A report released Thursday by the Parliamentary Budget Officer, Canada’s federal budget watchdog, estimates the federal fuel charge and taxes on large industrial emitters will generate $24bn in revenue over the next five years as the levy on carbon rises from $20 per tonne to $50 per tonne. However, rebates will return 90 per cent of that money to households, with the PBO analysis confirming the federal government’s claim that all but the wealthiest of households will get back more from carbon tax rebates than they will pay in the first place.
Yet even that measure hangs in the balance. Last week the Ontario and federal governments faced off in court over the federal carbon plan. Ontario’s centre-right government led by Doug Ford considers the federal levy on carbon to be unconstitutional, claiming it will give Ottawa control over everything from how people heat and cool their homes to how often they drive.
Federal lawyers called those claims “alarmist” and argued the federal carbon plan was a necessary response to potentially catastrophic climate change.
A decision from that case, and another court challenge by Saskatchewan, is not expected for several months. Even so, Manitoba, another province led by a centre-right government, launched its own court challenge against Mr Trudeau’s national carbon plan on Thursday.
In the meantime, Ontario’s Ford government has been running radio ads in heavy rotation warning its residents they will pay more “for heating your home, for driving your kids to school, and for groceries” while making no mention of the rebates.
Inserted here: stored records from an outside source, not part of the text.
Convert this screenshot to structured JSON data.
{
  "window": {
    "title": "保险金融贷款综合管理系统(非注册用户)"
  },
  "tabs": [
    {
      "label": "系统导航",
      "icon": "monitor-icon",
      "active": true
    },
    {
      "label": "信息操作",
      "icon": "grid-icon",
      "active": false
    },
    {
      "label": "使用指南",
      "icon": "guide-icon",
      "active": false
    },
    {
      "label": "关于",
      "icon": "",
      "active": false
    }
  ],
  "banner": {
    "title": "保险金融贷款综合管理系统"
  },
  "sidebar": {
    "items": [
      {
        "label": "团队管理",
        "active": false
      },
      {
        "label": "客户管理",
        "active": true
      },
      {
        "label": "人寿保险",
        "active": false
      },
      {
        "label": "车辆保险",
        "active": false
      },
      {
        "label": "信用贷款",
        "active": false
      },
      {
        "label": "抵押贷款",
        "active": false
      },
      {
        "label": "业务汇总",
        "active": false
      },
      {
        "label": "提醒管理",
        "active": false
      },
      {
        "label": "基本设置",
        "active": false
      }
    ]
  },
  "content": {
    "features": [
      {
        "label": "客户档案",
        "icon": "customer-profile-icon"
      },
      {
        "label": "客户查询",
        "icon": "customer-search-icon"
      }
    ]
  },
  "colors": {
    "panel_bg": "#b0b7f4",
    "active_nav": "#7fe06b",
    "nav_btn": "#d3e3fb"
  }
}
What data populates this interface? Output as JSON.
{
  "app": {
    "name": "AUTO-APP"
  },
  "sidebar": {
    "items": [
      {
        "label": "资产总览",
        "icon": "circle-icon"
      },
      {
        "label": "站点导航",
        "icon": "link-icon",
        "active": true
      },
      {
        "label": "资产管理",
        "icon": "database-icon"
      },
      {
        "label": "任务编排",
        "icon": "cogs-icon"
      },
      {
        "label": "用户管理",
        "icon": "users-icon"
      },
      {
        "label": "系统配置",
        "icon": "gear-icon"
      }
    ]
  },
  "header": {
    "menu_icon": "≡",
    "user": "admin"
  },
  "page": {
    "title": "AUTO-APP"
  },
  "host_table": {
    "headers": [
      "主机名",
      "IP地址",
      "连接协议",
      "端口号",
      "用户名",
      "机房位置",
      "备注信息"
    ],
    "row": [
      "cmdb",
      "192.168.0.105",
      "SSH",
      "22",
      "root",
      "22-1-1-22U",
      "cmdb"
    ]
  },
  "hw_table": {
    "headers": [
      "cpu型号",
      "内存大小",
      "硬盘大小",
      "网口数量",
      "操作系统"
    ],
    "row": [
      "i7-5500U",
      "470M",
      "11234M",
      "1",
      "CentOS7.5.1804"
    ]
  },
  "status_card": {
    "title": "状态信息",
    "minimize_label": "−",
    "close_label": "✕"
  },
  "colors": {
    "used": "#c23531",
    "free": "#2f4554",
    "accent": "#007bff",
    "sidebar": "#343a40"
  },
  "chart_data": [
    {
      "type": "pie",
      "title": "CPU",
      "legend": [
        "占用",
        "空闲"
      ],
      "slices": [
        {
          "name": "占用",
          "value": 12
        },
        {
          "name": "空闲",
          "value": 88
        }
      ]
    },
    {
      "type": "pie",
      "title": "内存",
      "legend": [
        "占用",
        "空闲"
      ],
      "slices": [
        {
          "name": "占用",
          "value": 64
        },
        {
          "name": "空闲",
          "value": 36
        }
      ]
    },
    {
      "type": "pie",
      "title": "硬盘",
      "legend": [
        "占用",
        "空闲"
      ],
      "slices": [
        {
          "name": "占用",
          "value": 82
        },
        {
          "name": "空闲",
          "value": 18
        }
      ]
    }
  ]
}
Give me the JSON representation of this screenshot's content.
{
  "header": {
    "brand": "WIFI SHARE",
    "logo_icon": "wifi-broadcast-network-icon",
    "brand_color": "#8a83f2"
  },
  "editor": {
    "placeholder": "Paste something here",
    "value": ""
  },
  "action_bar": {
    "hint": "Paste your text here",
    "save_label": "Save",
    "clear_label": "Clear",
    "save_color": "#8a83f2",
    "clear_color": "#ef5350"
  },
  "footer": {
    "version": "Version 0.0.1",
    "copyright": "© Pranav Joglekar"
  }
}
“The carbon tax has become a very important cudgel for conservative politicians and Justin Trudeau is public enemy number one,” said Shachi Kurl, executive director of the Angus Reid Institute polling firm. “It exhorts voters who are angry over these issues, particularly those aged 55 plus, and we know they have a higher propensity to vote.”
Nor have the Liberals done a good job communicating the carbon tax, said Mr Ragan.
“You can’t do that on a 10-word bumper sticker, but you can say it’s a job-killing carbon tax and that’s only four words,” said Mr Ragan.
The problem for Mr Trudeau is that implementing carbon taxes has not led to any more pipelines than existed before he came to power.
In 2016, weeks after first revealing his carbon plan, the Trudeau government gave the go-ahead to the politically divisive Trans Mountain pipeline expansion project — running from near Edmonton, Alberta to suburban Vancouver in British Columbia — as well as the Line 3 pipeline replacement project, running from Alberta to Wisconsin. Mr Trudeau called Alberta’s carbon plan and its cap on oil patch emissions a “vital element” of his decision.
With legal challenges from BC threatening to derail the Trans Mountain project last year, the federal government purchased it from Kinder Morgan Canada Ltd for $4.4bn to keep the initiative alive. But then Canada’s Federal Court of Appeal rejected the government’s approval, saying Ottawa had failed to properly engage with indigenous groups, leaving the project in limbo.
The tussle between carbon taxes and pipelines has put Mr Trudeau’s political future at stake. Part of Mr Trudeau’s appeal to young voters in 2015 was his commitment to act on climate change, and many have been put off by the Trudeau government’s support for pipelines. The risk for Mr Trudeau is that those voters stay home in October.
“Right now the potency of the angry, anti-carbon pricing vote may carry a heavier weight than the potency of a pro-carbon vote, simply because the way opinion on this issue splits along generational lines,” said Ms Kurl.